O farmacêutico Marco Fiasquete explica que a principal vantagem dos medicamentos manipulados está na personalização. “Eles são feitos sob medida para a necessidade do indivíduo, com doses que muitas vezes não existem nos medicamentos industrializados”, afirma. Segundo ele, a manipulação também permite adaptar a forma de uso. “Uma criança que tem dificuldade para engolir comprimidos pode receber o mesmo medicamento em forma de xarope”, exemplifica.

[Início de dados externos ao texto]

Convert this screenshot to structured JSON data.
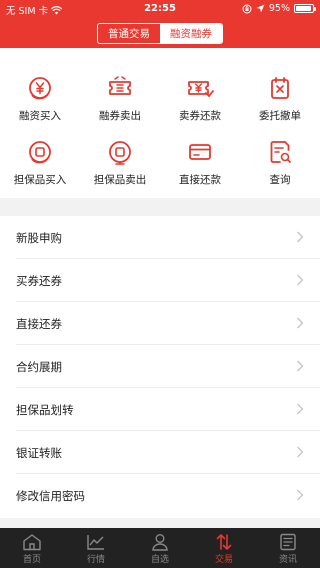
{
  "status_bar": {
    "carrier": "无 SIM 卡",
    "time": "22:55",
    "battery_percent": "95%",
    "battery_level": 0.95
  },
  "segmented": {
    "options": [
      "普通交易",
      "融资融券"
    ],
    "selected": "融资融券"
  },
  "grid": [
    {
      "label": "融资买入",
      "icon": "yen-circle-icon"
    },
    {
      "label": "融券卖出",
      "icon": "ticket-icon"
    },
    {
      "label": "卖券还款",
      "icon": "yen-ticket-icon"
    },
    {
      "label": "委托撤单",
      "icon": "cancel-order-icon"
    },
    {
      "label": "担保品买入",
      "icon": "collateral-buy-icon"
    },
    {
      "label": "担保品卖出",
      "icon": "collateral-sell-icon"
    },
    {
      "label": "直接还款",
      "icon": "card-repay-icon"
    },
    {
      "label": "查询",
      "icon": "query-icon"
    }
  ],
  "list": [
    {
      "label": "新股申购"
    },
    {
      "label": "买券还券"
    },
    {
      "label": "直接还券"
    },
    {
      "label": "合约展期"
    },
    {
      "label": "担保品划转"
    },
    {
      "label": "银证转账"
    },
    {
      "label": "修改信用密码"
    }
  ],
  "tabs": [
    {
      "label": "首页",
      "icon": "home-icon"
    },
    {
      "label": "行情",
      "icon": "chart-icon"
    },
    {
      "label": "自选",
      "icon": "person-icon"
    },
    {
      "label": "交易",
      "icon": "trade-icon",
      "active": true
    },
    {
      "label": "资讯",
      "icon": "news-icon"
    }
  ],
  "colors": {
    "brand": "#e8382f",
    "tab_bar": "#222222",
    "tab_inactive": "#8a8a8a",
    "background": "#f2f2f2"
  }
}
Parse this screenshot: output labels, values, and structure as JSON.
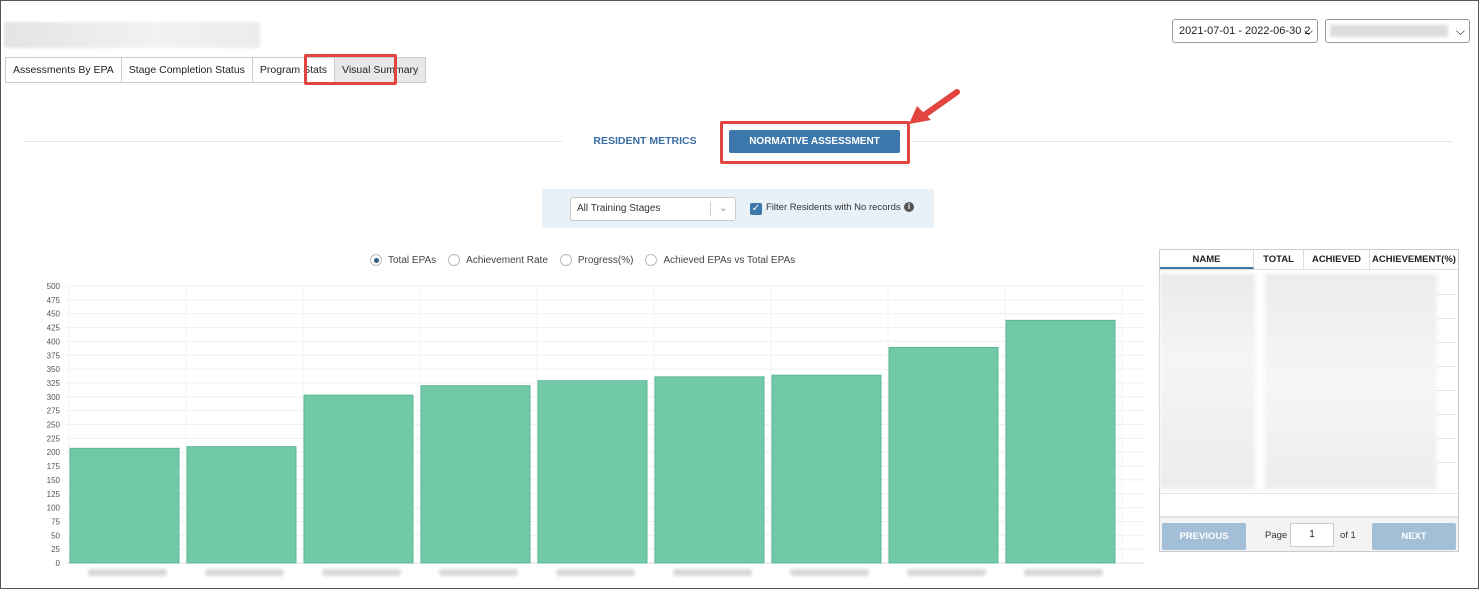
{
  "header": {
    "date_range": "2021-07-01 - 2022-06-30 2",
    "dropdown_chevron": "chevron-down-icon"
  },
  "tabs": [
    {
      "label": "Assessments By EPA"
    },
    {
      "label": "Stage Completion Status"
    },
    {
      "label": "Program Stats"
    },
    {
      "label": "Visual Summary",
      "active": true
    }
  ],
  "subnav": {
    "resident_metrics": "RESIDENT METRICS",
    "normative_assessment": "NORMATIVE ASSESSMENT"
  },
  "filter": {
    "stage_value": "All Training Stages",
    "checkbox_checked": true,
    "checkbox_label": "Filter Residents with No records",
    "info_icon": "info-icon"
  },
  "chart_options": [
    {
      "label": "Total EPAs",
      "selected": true
    },
    {
      "label": "Achievement Rate",
      "selected": false
    },
    {
      "label": "Progress(%)",
      "selected": false
    },
    {
      "label": "Achieved EPAs vs Total EPAs",
      "selected": false
    }
  ],
  "chart_data": {
    "type": "bar",
    "title": "",
    "xlabel": "",
    "ylabel": "",
    "ylim": [
      0,
      500
    ],
    "yticks": [
      0,
      25,
      50,
      75,
      100,
      125,
      150,
      175,
      200,
      225,
      250,
      275,
      300,
      325,
      350,
      375,
      400,
      425,
      450,
      475,
      500
    ],
    "values": [
      207,
      210,
      303,
      320,
      329,
      336,
      339,
      389,
      438
    ],
    "bar_color": "#72c9a8",
    "bar_edge_color": "#5bb893",
    "grid": true
  },
  "table": {
    "headers": [
      "NAME",
      "TOTAL",
      "ACHIEVED",
      "ACHIEVEMENT(%)"
    ],
    "active_header": "NAME"
  },
  "pagination": {
    "previous": "PREVIOUS",
    "page_label": "Page",
    "page_value": "1",
    "of_label": "of 1",
    "next": "NEXT"
  },
  "colors": {
    "accent": "#3d78ad",
    "highlight": "#e2443f",
    "filter_bg": "#e8f1f8"
  }
}
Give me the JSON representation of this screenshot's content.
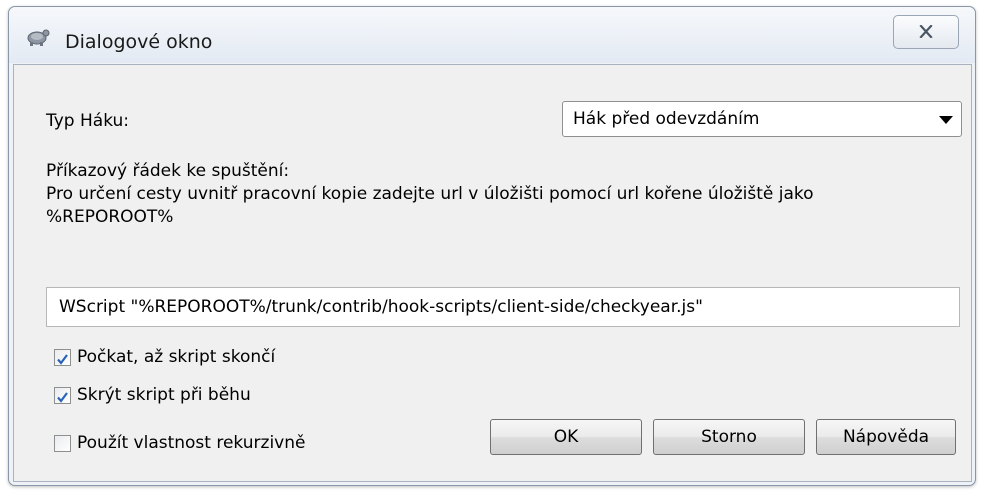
{
  "window": {
    "title": "Dialogové okno"
  },
  "icons": {
    "app": "tortoise-icon",
    "close": "close-icon",
    "dropdown": "chevron-down-icon",
    "checkmark": "checkmark-icon"
  },
  "form": {
    "hook_type_label": "Typ Háku:",
    "hook_type_value": "Hák před odevzdáním",
    "command_label": "Příkazový řádek ke spuštění:",
    "command_hint_line1": "Pro určení cesty uvnitř pracovní kopie zadejte url v úložišti pomocí url kořene úložiště jako",
    "command_hint_line2": "%REPOROOT%",
    "command_value": "WScript \"%REPOROOT%/trunk/contrib/hook-scripts/client-side/checkyear.js\""
  },
  "checkboxes": [
    {
      "label": "Počkat, až skript skončí",
      "checked": true
    },
    {
      "label": "Skrýt skript při běhu",
      "checked": true
    },
    {
      "label": "Použít vlastnost rekurzivně",
      "checked": false
    }
  ],
  "buttons": {
    "ok": "OK",
    "cancel": "Storno",
    "help": "Nápověda"
  },
  "colors": {
    "titlebar": "#e3eaf3",
    "client": "#f0f0f0",
    "check_accent": "#2a62b8"
  }
}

Apesar dos benefícios, o especialista faz um alerta importante sobre os riscos de adquirir medicamentos manipulados sem prescrição ou em locais irregulares. “As fórmulas são preparadas com base em literaturas que definem doses seguras, indicações e limites de uso. Quando o paciente compra em um estabelecimento irregular, ele perde todas essas garantias”, destaca. Nesses casos, não há comprovação da qualidade nem da segurança do produto.
Marco Fiasquete orienta que qualquer suspeita de irregularidade deve ser comunicada à Vigilância Sanitária do município, já que o contato varia conforme a localidade. Ele reforça que o consumidor deve exigir receita médica, verificar se a farmácia possui alvará da Vigilância Sanitária e se há farmacêutico responsável presente. Detalhes como etiquetas completas e emissão de nota fiscal também são essenciais para garantir que o medicamento manipulado seja seguro e eficaz no cuidado com a saúde.